Texas water policy ups and downs

After rains forestalled the Lower Colorado River Authority’s request to cut off in-flows to Matagorda Bay in October, a second victory for Texas water came in November when DU-supported ballot initiative Proposition 6 passed by a large voter margin.

Prop 6 will provide $2 billion in one-time funding for Texas Water Plan projects from the state’s Rainy Day Fund. DU believes Prop 6 is a strong start for a long-term remedy to water shortages in Texas, and the successful vote will implement HB 4 (the water bill supported by DU), providing $2 billion in rotating bond funding for water, of which 20 percent must go to water conservation funding and 10 percent to funding rural and agricultural water conservation projects, both of which are important to Texas waterfowl.

Unfortunately, water for waterfowl, wildlife and agriculture took another blow when the LCRA board voted November 19 to raise the cutoff trigger to 1.1 million acre-feet of water in lakes Travis and Buchanan by March 1 before releasing water for rice.

Previous emergency orders have put the trigger at 850,000 acre-feet. While this trigger ensures virtually no water will be available for rice agriculture next year, watering lawns is still permitted on a weekly basis.

After two years of emergency orders providing very little irrigation or supplemental water for rice and other wetland habitats, this may be the final blow to an ailing industry and the waterfowl that depend on it for habitat.

“Unless there is a dramatic change in the next farm bill, which Congress has yet to pass, no disaster assistance will be available next year. A third year without water for rice will be devastating to the $374-million rice industry in the lower basin, and that will ripple across our regional economy,” DU Conservation Outreach Biologist Kirby Brown says.
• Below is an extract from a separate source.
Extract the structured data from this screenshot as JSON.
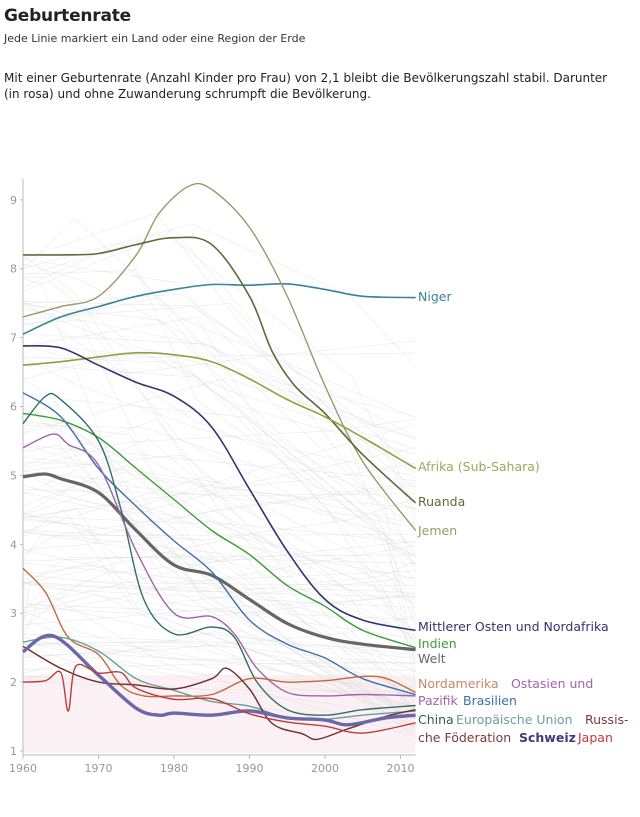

DU expects the Texas Commission on Environmental Quality (TCEQ) to review the LCRA proposal and to seriously consider other feasible alternatives with less impact to agricultural users. The proposal requires Austin and other municipal customers to restrict some non-essential water uses for the first time, a move DU and others feel is far too long in coming. DU will continue to work for science-based compromises to ensure some water is ultimately available for waterfowl, wetland wildlife and the rice industry, which provides significant wetland habitat.